Après une première nuit à Bangkok, un coup d’avion avec Air Asia pour rejoindre Ao Nang (Krabi) dans le Sud, puis une traversée d’une heure et demie en bateau, me voici arrivée à Koh Phi Phi.
L’île a bien changé, depuis mon dernier passage, il y a un an et demi, près de six mois apres le tsunami. Je m’en doutais un peu, mais la transformation est proprement incroyable.
Je suis gâtée pour mes deux premières plongées, sur des sites dits “locaux” près de Phi Phi Ley, à quelques encablures de Phi Phi Don (l’île principale où on dort). Pas moins de deux requins léopards, des hippocampes pourtant pas faciles à trouver et une tortue… Sans compter l’habituelle faune locale.
Petite photo pour ceux qui ont vu le film La plage avec Leonardo Di Caprio et Virginie Ledoyen. Eh oui, c’est là…
Bon, inutile de dire que ce n’est pas du tout comme dans le film: elle est très facilement accessible et pas du tout déserte, surtout en cette saison!

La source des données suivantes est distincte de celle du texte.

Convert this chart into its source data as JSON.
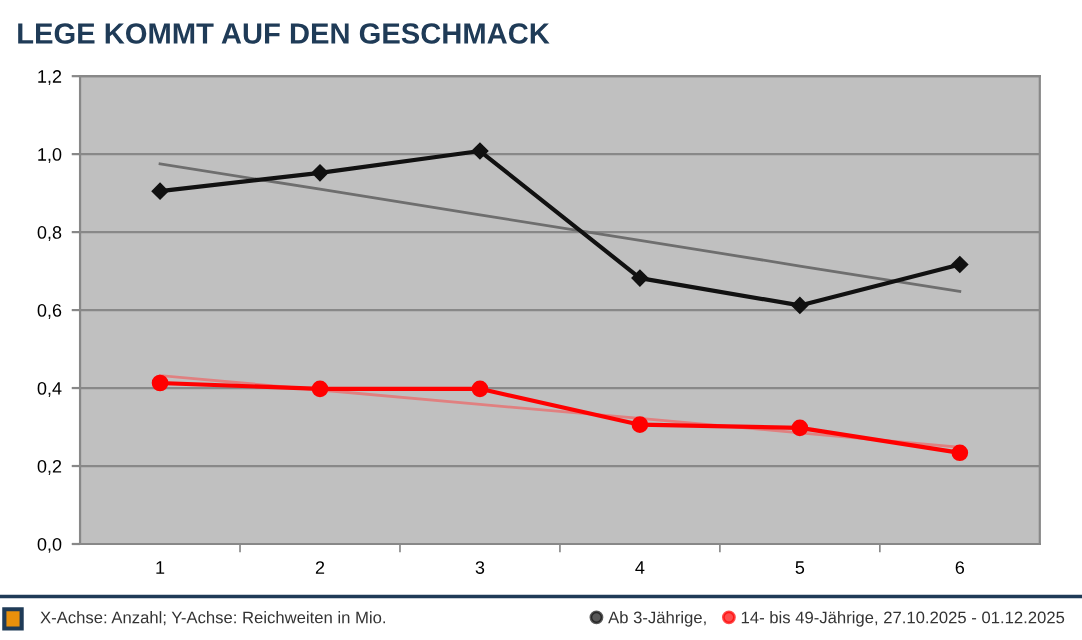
{
  "chart_data": {
    "type": "line",
    "title": "LEGE KOMMT AUF DEN GESCHMACK",
    "categories": [
      "1",
      "2",
      "3",
      "4",
      "5",
      "6"
    ],
    "series": [
      {
        "name": "Ab 3-Jährige,",
        "color": "#111111",
        "marker": "diamond",
        "values": [
          0.905,
          0.952,
          1.008,
          0.682,
          0.612,
          0.717
        ]
      },
      {
        "name": "14- bis 49-Jährige, 27.10.2025 - 01.12.2025",
        "color": "#ff0000",
        "marker": "circle",
        "values": [
          0.413,
          0.398,
          0.398,
          0.306,
          0.298,
          0.234
        ]
      },
      {
        "color": "#6e6e6e",
        "marker": "none",
        "values": [
          0.975,
          0.91,
          0.844,
          0.779,
          0.713,
          0.648
        ]
      },
      {
        "color": "#e08080",
        "marker": "none",
        "values": [
          0.432,
          0.395,
          0.358,
          0.322,
          0.285,
          0.248
        ]
      }
    ],
    "ylim": [
      0,
      1.2
    ],
    "yticks": [
      {
        "value": 0,
        "label": "0,0"
      },
      {
        "value": 0.2,
        "label": "0,2"
      },
      {
        "value": 0.4,
        "label": "0,4"
      },
      {
        "value": 0.6,
        "label": "0,6"
      },
      {
        "value": 0.8,
        "label": "0,8"
      },
      {
        "value": 1.0,
        "label": "1,0"
      },
      {
        "value": 1.2,
        "label": "1,2"
      }
    ],
    "grid": "y",
    "legend": "bottom",
    "annotations": [
      "X-Achse: Anzahl; Y-Achse: Reichweiten in Mio."
    ]
  }
}
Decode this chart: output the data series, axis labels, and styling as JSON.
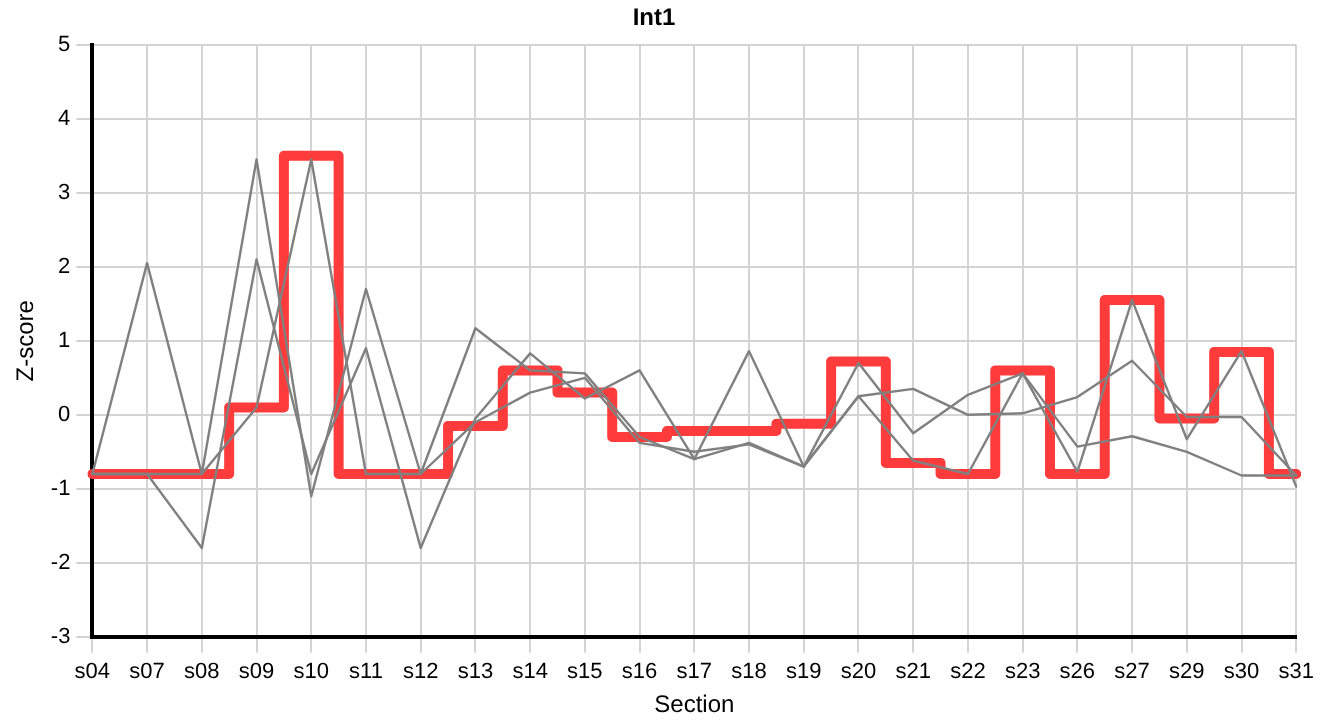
{
  "chart_data": {
    "type": "line",
    "title": "Int1",
    "xlabel": "Section",
    "ylabel": "Z-score",
    "categories": [
      "s04",
      "s07",
      "s08",
      "s09",
      "s10",
      "s11",
      "s12",
      "s13",
      "s14",
      "s15",
      "s16",
      "s17",
      "s18",
      "s19",
      "s20",
      "s21",
      "s22",
      "s23",
      "s26",
      "s27",
      "s29",
      "s30",
      "s31"
    ],
    "series": [
      {
        "color": "#808080",
        "values": [
          -0.8,
          2.05,
          -0.8,
          3.45,
          -1.1,
          1.7,
          -0.8,
          1.17,
          0.6,
          0.56,
          -0.3,
          -0.6,
          0.86,
          -0.7,
          0.7,
          -0.25,
          0.27,
          0.56,
          -0.77,
          1.55,
          -0.33,
          0.86,
          -0.97
        ]
      },
      {
        "color": "#808080",
        "values": [
          -0.8,
          -0.8,
          -1.8,
          2.1,
          -0.8,
          0.9,
          -1.8,
          -0.05,
          0.83,
          0.22,
          0.6,
          -0.6,
          -0.38,
          -0.7,
          0.25,
          0.35,
          0.0,
          0.02,
          0.24,
          0.73,
          -0.03,
          -0.03,
          -0.82
        ]
      },
      {
        "color": "#808080",
        "values": [
          -0.8,
          -0.8,
          -0.8,
          0.1,
          3.45,
          -0.8,
          -0.8,
          -0.1,
          0.3,
          0.5,
          -0.38,
          -0.5,
          -0.4,
          -0.7,
          0.25,
          -0.62,
          -0.8,
          0.56,
          -0.43,
          -0.29,
          -0.5,
          -0.82,
          -0.82
        ]
      },
      {
        "type": "step",
        "color": "#ff3b3b",
        "values": [
          -0.8,
          -0.8,
          -0.8,
          0.1,
          3.5,
          -0.8,
          -0.8,
          -0.15,
          0.6,
          0.3,
          -0.3,
          -0.22,
          -0.22,
          -0.12,
          0.72,
          -0.65,
          -0.8,
          0.6,
          -0.8,
          1.55,
          -0.05,
          0.85,
          -0.8
        ]
      }
    ],
    "ylim": [
      -3,
      5
    ],
    "yticks": [
      -3,
      -2,
      -1,
      0,
      1,
      2,
      3,
      4,
      5
    ],
    "grid": true,
    "legend": false,
    "marker": "none",
    "line_style": "solid"
  }
}
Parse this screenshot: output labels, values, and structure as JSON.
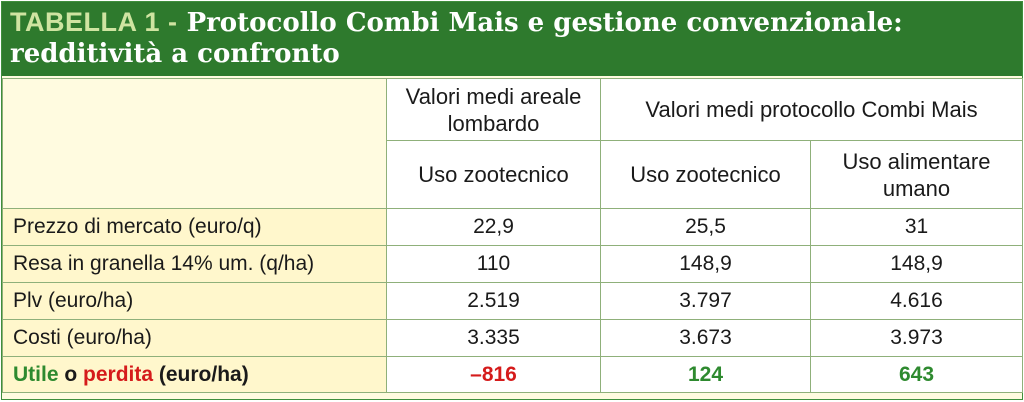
{
  "title": {
    "tag": "TABELLA 1 -",
    "line1": "Protocollo Combi Mais e gestione convenzionale:",
    "line2": "redditività a confronto"
  },
  "headers": {
    "group_areale": "Valori medi areale lombardo",
    "group_protocollo": "Valori medi protocollo Combi Mais",
    "col1": "Uso zootecnico",
    "col2": "Uso zootecnico",
    "col3": "Uso alimentare umano"
  },
  "rows": [
    {
      "label": "Prezzo di mercato (euro/q)",
      "v1": "22,9",
      "v2": "25,5",
      "v3": "31"
    },
    {
      "label": "Resa in granella 14% um. (q/ha)",
      "v1": "110",
      "v2": "148,9",
      "v3": "148,9"
    },
    {
      "label": "Plv (euro/ha)",
      "v1": "2.519",
      "v2": "3.797",
      "v3": "4.616"
    },
    {
      "label": "Costi (euro/ha)",
      "v1": "3.335",
      "v2": "3.673",
      "v3": "3.973"
    }
  ],
  "last_row": {
    "label_utile": "Utile",
    "label_o": " o ",
    "label_perdita": "perdita",
    "label_unit": " (euro/ha)",
    "v1": "–816",
    "v2": "124",
    "v3": "643"
  },
  "colors": {
    "title_bg": "#2e7a2d",
    "tag_text": "#cfe4a1",
    "label_bg": "#fff7cc",
    "positive": "#2e8a2f",
    "negative": "#d51b1b",
    "grid": "#8fb07a"
  }
}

Mais le sable blanc et les eaux turquoises font toujours leur petit effet.
Après la très jolie, mais très bondée et très chère Koh Phi Phi, me voici à Koh Lanta. Koh signifiant “île” en thaï, on l’aura compris. Évidemment, l’endroit ne ressemble pas du tout au jeu bien connu de TF1, qui a seulement tourné dans le coin la première de ses émissions et a gardé le nom ensuite.
Koh Haa : une plongée pleine d’atmosphère, avec cette étrange lumière verdâtre à la sortie de la grotte.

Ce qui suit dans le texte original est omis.